Let us look at a set of steps that you can follow to do exactly that.
- Prepare a Revenue Plan
A budgetary exercise typically focuses only on costs, but from my experience that doesn’t paint the full picture because a lot of costs depend on your strategy and revenue plans. For example, if you are an Indian firm planning on serving customers in Asia, the travelling costs will differ vastly if you serve clients in USA. So, a better approach is to first prepare a revenue plan after discussing with your top leadership about the plans that they intend to roll out.
Very often in small firms, preparing a list of revenue streams can be a challenge because of the lack of information on their customers and sales locations – but the devil is in the details. As a result, their sales team will typically provide an inflated lump sum. One approach is to ask for a list of prospective customers – categorized by location, probability of conversion, and expected deal size. After agreeing on which projects to consider, add a lump sum for other unforeseen new revenue opportunities, but it should be justifiable in terms of prospects.

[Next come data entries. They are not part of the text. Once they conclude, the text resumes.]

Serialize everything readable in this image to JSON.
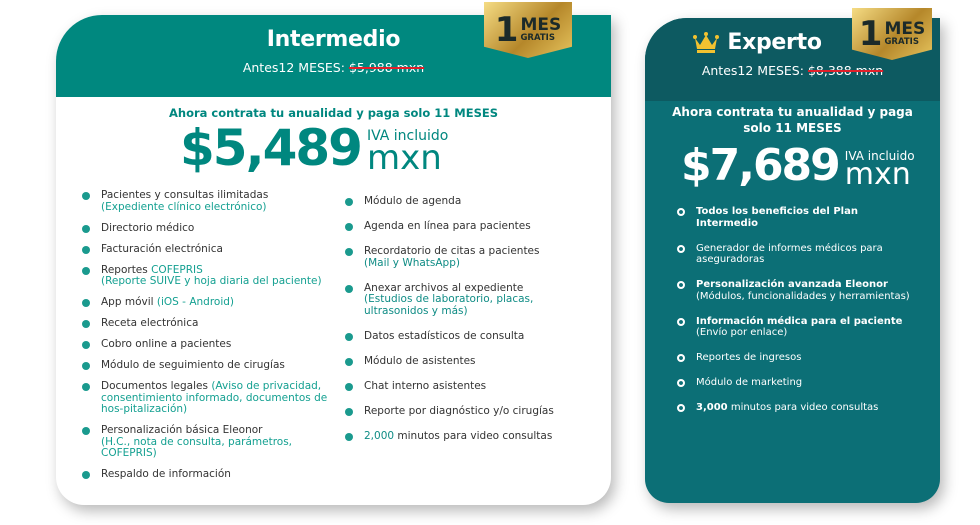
{
  "badge": {
    "number": "1",
    "word": "MES",
    "sub": "GRATIS"
  },
  "intermedio": {
    "title": "Intermedio",
    "before_label": "Antes12 MESES:",
    "before_price": "$5,988 mxn",
    "offer": "Ahora contrata tu anualidad y paga solo 11 MESES",
    "price": "$5,489",
    "iva": "IVA incluido",
    "currency": "mxn",
    "col1": [
      {
        "text": "Pacientes y consultas ilimitadas",
        "detail": "(Expediente clínico electrónico)"
      },
      {
        "text": "Directorio médico"
      },
      {
        "text": "Facturación electrónica"
      },
      {
        "text": "Reportes",
        "inline": "COFEPRIS",
        "detail": "(Reporte SUIVE y hoja diaria del paciente)"
      },
      {
        "text": "App móvil",
        "inline": "(iOS - Android)"
      },
      {
        "text": "Receta electrónica"
      },
      {
        "text": "Cobro online a pacientes"
      },
      {
        "text": "Módulo de seguimiento de cirugías"
      },
      {
        "text": "Documentos legales",
        "inline": "(Aviso de privacidad, consentimiento informado, documentos de hos-pitalización)"
      },
      {
        "text": "Personalización básica Eleonor",
        "detail": "(H.C., nota de consulta, parámetros, COFEPRIS)"
      },
      {
        "text": "Respaldo de información"
      }
    ],
    "col2": [
      {
        "text": "Módulo de agenda"
      },
      {
        "text": "Agenda en línea para pacientes"
      },
      {
        "text": "Recordatorio de citas a pacientes",
        "detail": "(Mail y WhatsApp)"
      },
      {
        "text": "Anexar archivos al expediente",
        "detail": "(Estudios de laboratorio, placas, ultrasonidos y más)"
      },
      {
        "text": "Datos estadísticos de consulta"
      },
      {
        "text": "Módulo de asistentes"
      },
      {
        "text": "Chat interno asistentes"
      },
      {
        "text": "Reporte por diagnóstico y/o cirugías"
      },
      {
        "lead": "2,000",
        "text": "minutos para video consultas"
      }
    ]
  },
  "experto": {
    "title": "Experto",
    "icon": "crown-icon",
    "before_label": "Antes12 MESES:",
    "before_price": "$8,388 mxn",
    "offer": "Ahora contrata tu anualidad y paga solo 11 MESES",
    "price": "$7,689",
    "iva": "IVA incluido",
    "currency": "mxn",
    "items": [
      {
        "lead": "Todos los beneficios del Plan Intermedio"
      },
      {
        "text": "Generador de informes médicos para aseguradoras"
      },
      {
        "lead": "Personalización avanzada Eleonor",
        "detail": "(Módulos, funcionalidades y herramientas)"
      },
      {
        "lead": "Información médica para el paciente",
        "detail": "(Envío por enlace)"
      },
      {
        "text": "Reportes de ingresos"
      },
      {
        "text": "Módulo de marketing"
      },
      {
        "lead": "3,000",
        "text": "minutos para video consultas"
      }
    ]
  },
  "colors": {
    "teal": "#00887f",
    "dark_teal": "#0d5a61",
    "expert_body": "#0c6f76",
    "strike": "#e0202a",
    "gold": "#d4aa48"
  }
}
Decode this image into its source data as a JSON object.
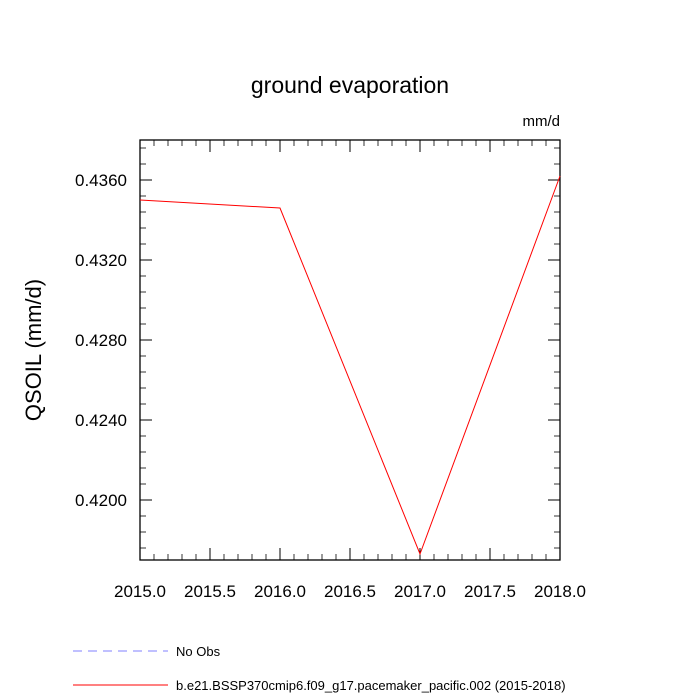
{
  "chart_data": {
    "type": "line",
    "title": "ground evaporation",
    "units_label": "mm/d",
    "xlabel": "",
    "ylabel": "QSOIL  (mm/d)",
    "xlim": [
      2015.0,
      2018.0
    ],
    "ylim": [
      0.417,
      0.438
    ],
    "x_ticks": [
      2015.0,
      2015.5,
      2016.0,
      2016.5,
      2017.0,
      2017.5,
      2018.0
    ],
    "x_tick_labels": [
      "2015.0",
      "2015.5",
      "2016.0",
      "2016.5",
      "2017.0",
      "2017.5",
      "2018.0"
    ],
    "y_ticks": [
      0.42,
      0.424,
      0.428,
      0.432,
      0.436
    ],
    "y_tick_labels": [
      "0.4200",
      "0.4240",
      "0.4280",
      "0.4320",
      "0.4360"
    ],
    "grid": false,
    "legend_placement": "bottom",
    "series": [
      {
        "name": "b.e21.BSSP370cmip6.f09_g17.pacemaker_pacific.002 (2015-2018)",
        "color": "#ff0000",
        "style": "solid",
        "x": [
          2015,
          2016,
          2017,
          2018
        ],
        "y": [
          0.435,
          0.4346,
          0.4173,
          0.4362
        ]
      }
    ],
    "legend": [
      {
        "label": "No Obs",
        "color": "#8080ff",
        "style": "dashed"
      },
      {
        "label": "b.e21.BSSP370cmip6.f09_g17.pacemaker_pacific.002 (2015-2018)",
        "color": "#ff0000",
        "style": "solid"
      }
    ]
  }
}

- Classify costs into Revenue Buckets
Your costs can be divided into Capital Expenditure (Capex) and Operational Expenditure (Opex). Capex is typically a large investment like investing in a new plant or Research & Development (R&D) whose benefit will accrue to the business for multiple periods. It will be helpful if you prepare an exhaustive list of service lines and revenue types and then identify the Capex required for each item. This will ensure that the key Capex item is not missed.
Typically for R&D projects, you can further break down details for on-going versus new investments planned, along with phase-wise commitment information. Such attention to details leads to more realistic numbers and forces the Capex to align more closely with the long-term strategy.
- Determine Multiples
When budgeting for variable cost items, you can identify multiples from either industry benchmarks or rely on your business leaders’ past experience. So if your company is in the services industry, with the multiples approach, you can calculate the number of resources required per unit size of project and the volume of respective raw materials required per unit of final product.
As for material or input acquisition expenses, you should break down as much detail as possible. For example, if a media company is acquiring content, it is helpful to identify what form of media – which language, provider, vendor, and other details you can note down.
Similarly, General & Administrative (G&A) and travel costs can be estimated from past experiences, but again there should be quantifiable assumptions behind those numbers. Let’s take travel costs as an example.
Travel Cost (separately for domestic and for foreign):
- Flight fare: No. of trips multiplied by Fare per round trip (including Visa etc.)
- Hotel Cost: No of trips multiplied by Average hotel stay * Avg. per day rate
- Local Conveyance: No. of trips multiplied by average fare per trip (normal taxi fare, etc.)
The key is to ask for details and break down any cost into its components to get more clarity and base the numbers on a strong foundation.
- Prepare Estimates for all Financial Statements
Typically, small companies will only project their P&L along with Capex on – don’t make this mistake. You should estimate both P&L and balance sheet, so that cash flows can be estimated. Also, this brings the focus to exact funding requirements including sources of funding and associated financing costs. Probably the most valuable commodity for an investee firm is cash and without a diligent mapping of both P&L and assets and liabilities, the business may find itself with insufficient or untimely funding.
Once you’ve planned your budget, it is imperative to run through them with the Sales, Procurement, HR, R&D and other department leaders, along with the top management or board to check the sanctity and to ensure that your budget make sense as a whole.
A diligent budgeting process enforces discipline in a business. This discipline is especially important for a start-up to mature and grow without hiccups. In sum, budgeting is an indispensable business activity that shouldn’t be seen as a necessary evil, but rather as an important value generating step in a young business’ growth.